ディフェンシンは生物種を問わず広く存在する抗菌たんぱく質で,病原菌に対する防御機構の一つとして重要な役割を担っている。抗菌活性の強度や範囲を特徴付けるアミノ酸構造の違いによりα型(ヒト),β型(サル),サペシンA型(昆虫),植物型などに分類されているが,哺乳類のディフェンシンについては,白血球やパリア上皮細胞など,宿主防御に携わる免疫細胞中に豊富に存在し,微生物の殺滅に直接関わっているという知見が増加しており,αディフェンシン−1からHIV感染を抑止する作用が明らかとなったり,歯周病との関係で,β−ディフェンシンが口腔内の細菌の増殖を抑止する作用があることなどが発表されている。
病原菌からの防御機能としては免疫反応があるが,免疫能が病原菌進入から数日後に作動しはじめるのに対し,ディフェンシンは病原菌の進入に対し直ちに反応することから,とみにその重要性が認識されるようになった(甲3,4号証)。

(3) 植物型ディフェンシンについて
植物型ディフェンシンは,その存在が報告されたのが1990年と比較的最近のことであるが,45〜54のアミノ酸残基からなり,生物学的活性から,@病原菌の成長を抑制する,A病原菌の成長を遅らせる,B抗菌活性はなく,α−アミラーゼを阻害する3グループに分類され,現在,80種にのぼる植物種でディフェンシン遺伝子の存在が知られており,被告は,植物由来のディフェンシンを利用した新規抗菌剤の開発を目指している(甲3号証)。 

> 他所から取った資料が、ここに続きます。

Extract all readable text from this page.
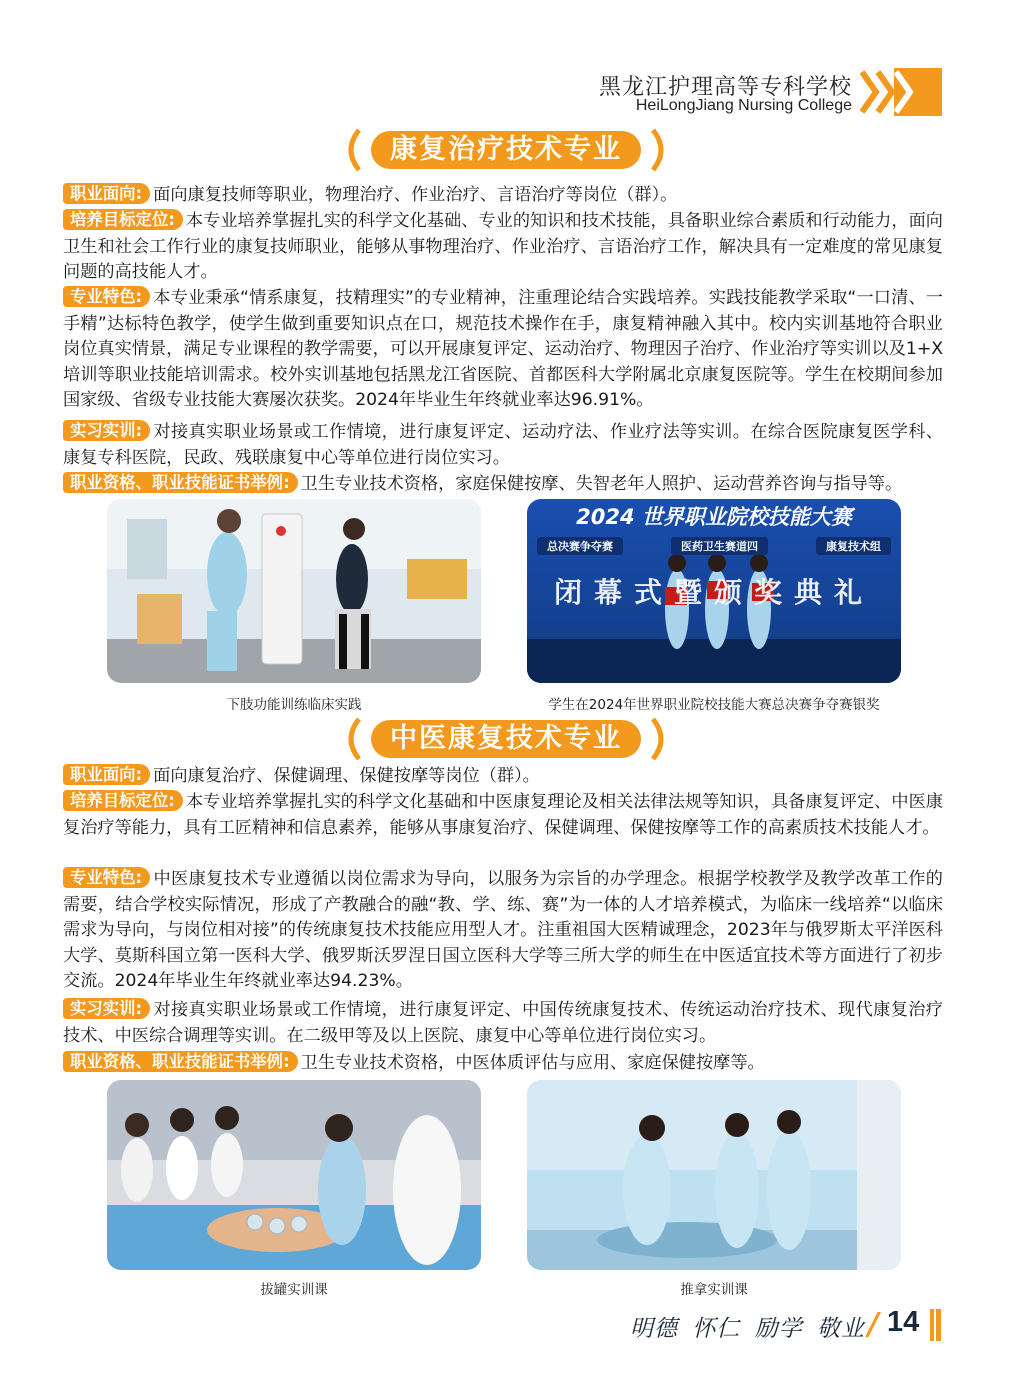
黑龙江护理高等专科学校
HeiLongJiang Nursing College
康复治疗技术专业
职业面向: 面向康复技师等职业，物理治疗、作业治疗、言语治疗等岗位（群）。
培养目标定位: 本专业培养掌握扎实的科学文化基础、专业的知识和技术技能，具备职业综合素质和行动能力，面向卫生和社会工作行业的康复技师职业，能够从事物理治疗、作业治疗、言语治疗工作，解决具有一定难度的常见康复问题的高技能人才。
专业特色: 本专业秉承“情系康复，技精理实”的专业精神，注重理论结合实践培养。实践技能教学采取“一口清、一手精”达标特色教学，使学生做到重要知识点在口，规范技术操作在手，康复精神融入其中。校内实训基地符合职业岗位真实情景，满足专业课程的教学需要，可以开展康复评定、运动治疗、物理因子治疗、作业治疗等实训以及1+X培训等职业技能培训需求。校外实训基地包括黑龙江省医院、首都医科大学附属北京康复医院等。学生在校期间参加国家级、省级专业技能大赛屡次获奖。2024年毕业生年终就业率达96.91%。
实习实训: 对接真实职业场景或工作情境，进行康复评定、运动疗法、作业疗法等实训。在综合医院康复医学科、康复专科医院，民政、残联康复中心等单位进行岗位实习。
职业资格、职业技能证书举例: 卫生专业技术资格，家庭保健按摩、失智老年人照护、运动营养咨询与指导等。
下肢功能训练临床实践
2024 世界职业院校技能大赛
总决赛争夺赛	医药卫生赛道四	康复技术组
闭幕式暨颁奖典礼
学生在2024年世界职业院校技能大赛总决赛争夺赛银奖
中医康复技术专业
职业面向: 面向康复治疗、保健调理、保健按摩等岗位（群）。
培养目标定位: 本专业培养掌握扎实的科学文化基础和中医康复理论及相关法律法规等知识，具备康复评定、中医康复治疗等能力，具有工匠精神和信息素养，能够从事康复治疗、保健调理、保健按摩等工作的高素质技术技能人才。
专业特色: 中医康复技术专业遵循以岗位需求为导向，以服务为宗旨的办学理念。根据学校教学及教学改革工作的需要，结合学校实际情况，形成了产教融合的融“教、学、练、赛”为一体的人才培养模式，为临床一线培养“以临床需求为导向，与岗位相对接”的传统康复技术技能应用型人才。注重祖国大医精诚理念，2023年与俄罗斯太平洋医科大学、莫斯科国立第一医科大学、俄罗斯沃罗涅日国立医科大学等三所大学的师生在中医适宜技术等方面进行了初步交流。2024年毕业生年终就业率达94.23%。
实习实训: 对接真实职业场景或工作情境，进行康复评定、中国传统康复技术、传统运动治疗技术、现代康复治疗技术、中医综合调理等实训。在二级甲等及以上医院、康复中心等单位进行岗位实习。
职业资格、职业技能证书举例: 卫生专业技术资格，中医体质评估与应用、家庭保健按摩等。
拔罐实训课	推拿实训课
明德 怀仁 励学 敬业 / 14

3 科学技術開発と安全性の確保、国民との相互コミュニケーション
(1)  科学技術基本計画
科学技術基本法(平成7年11月施行)に基づき5年毎に策定される科学技術基本計画は、現在、内閣総理大臣を議長とする総合科学技術会議において、第3期(平成18年から23年度)計画の内容を審議、策定中であるが、基本政策専門部会は、平成17年6月、「科学技術基本政策策定の基本方針」を取りまとめた(甲5号証)。
(2) これによれば、第3期計画における基本姿勢を「社会、国民に支持され、成果を還元する科学技術」におき、科学技術システムは、社会・国民から独立して存在するものではなく、社会・国民に支持されて初めて発展が可能になるとの認識のもとに、@科学技術が及ぼす倫理的・法的・社会的課題への責任ある取組、活動ルールの策定、A科学技術政策に関する説明責任の強化、B国民の科学技術への主体的参加の促進の各必要性を強調している(報告書18P以下)。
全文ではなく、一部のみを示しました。